- Allegiance: United Kingdom
- Branch: British Army
- Service years: 1975–2010
- Rank: Brigadier
- Conflicts: Operation Banner (1996–1997)
- Awards: Queen's Commendation for Valuable Service Commander of the Royal Victorian Order

= Archie Miller-Bakewell =

British courtier

Brigadier Archibald John Miller-Bakewell is a former British Army officer and royal aide. After attending the Royal Military Academy Sandhurst, he joined the British Army Household Cavalry regiment the Blues and Royals (Royal Horse Guards and 1st Dragoons) in 1975. Miller-Bakewell reached the rank of lieutenant colonel in the regiment in 1991 and transferred to the Scots Guards, a foot guards regiment, in 1994. He served on Operation Banner in Northern Ireland in 1996–1997, for which he received the Queen's Commendation for Valuable Service. Miller-Bakewell became a brigadier in 2004 and retired at this rank in 2010. After retirement he became private secretary and treasurer to Prince Philip, Duke of Edinburgh. He held the role until the duke's death in 2021 and took part in his funeral procession.

== Army career ==
Miller-Bakewell attended the Royal Military Academy Sandhurst.
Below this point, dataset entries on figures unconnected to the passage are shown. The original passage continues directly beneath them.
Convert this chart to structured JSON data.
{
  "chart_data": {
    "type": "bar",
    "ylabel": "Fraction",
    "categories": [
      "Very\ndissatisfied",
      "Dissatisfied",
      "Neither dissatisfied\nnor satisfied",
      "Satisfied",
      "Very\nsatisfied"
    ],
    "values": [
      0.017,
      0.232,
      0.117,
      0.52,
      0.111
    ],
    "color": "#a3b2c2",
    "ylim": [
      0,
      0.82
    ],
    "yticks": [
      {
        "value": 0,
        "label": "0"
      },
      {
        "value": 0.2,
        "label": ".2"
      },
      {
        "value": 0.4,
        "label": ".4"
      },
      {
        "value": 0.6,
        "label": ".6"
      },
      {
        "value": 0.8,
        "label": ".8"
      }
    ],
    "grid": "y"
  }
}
After graduation he received a regular (i.e. non-short service) commission as a second lieutenant in the Blues and Royals (Royal Horse Guards and 1st Dragoons) on 8 March 1975. Miller-Bakewell's commission was confirmed on 9 August 1975. He was promoted to lieutenant on 8 March 1977 and to captain on 8 September 1981. Remaining in the same regiment, he was promoted to major on 30 September 1986 and to lieutenant colonel on 30 June 1991.
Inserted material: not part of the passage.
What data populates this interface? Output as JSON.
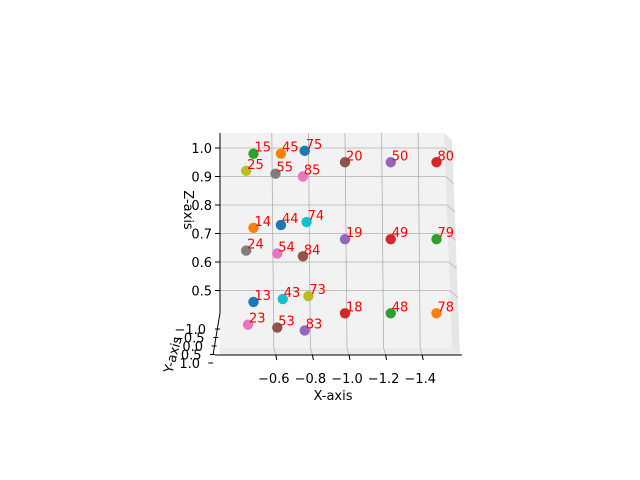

Miller-Bakewell transferred to the Scots Guards on 12 December 1994. He served on Operation Banner in Northern Ireland for a period in 1996–1997 and, on 5 December 1997, received the Queen's Commendation for Valuable Service for his work on this deployment. Miller-Bakewell was promoted to colonel on 30 June 1998 and to brigadier on 30 June 2004. He retired from the British Army on 28 July 2010, joining the Reserve of Officers.

== Royal aide ==
In 2010 Miller-Bakewell became private secretary and treasurer to Prince Philip, Duke of Edinburgh, a role he held until the duke's death on 9 April 2021. The i newspaper described Miller-Bakewell as "somewhat of a right hand man" to the duke and is thought to have been responsible for managing the duke's diary and public engagements. On occasion Miller-Bakewell stood in for the duke when he was unable to attend an official event. He remained in the role after the duke's retirement from public duties in 2017.

Miller-Bakewell registered the duke's death with the Royal Borough of Windsor and Maidenhead on 13 April 2021. Miller-Bakewell took part in the duke's 17 April funeral. He walked in the funeral procession behind the duke's hearse and senior members of the royal family. He walked alongside other royal staff (two pages and two valets) and a police royal protection officer. Despite pre-event speculation, he was not one of the thirty attendees permitted to attend the funeral service at St George's Chapel, Windsor Castle, under the government restrictions on funeral attendance numbers due to the COVID-19 pandemic. The attendees were all members of the British or foreign royal families.

On 11 June 2021, in the 2021 Demise Honours, Miller-Bakewell was appointed a commander of the Royal Victorian Order. Appointments to the order are made at the personal discretion of Elizabeth II and the honours were announced on 10 June, which would have been the duke's 100th birthday.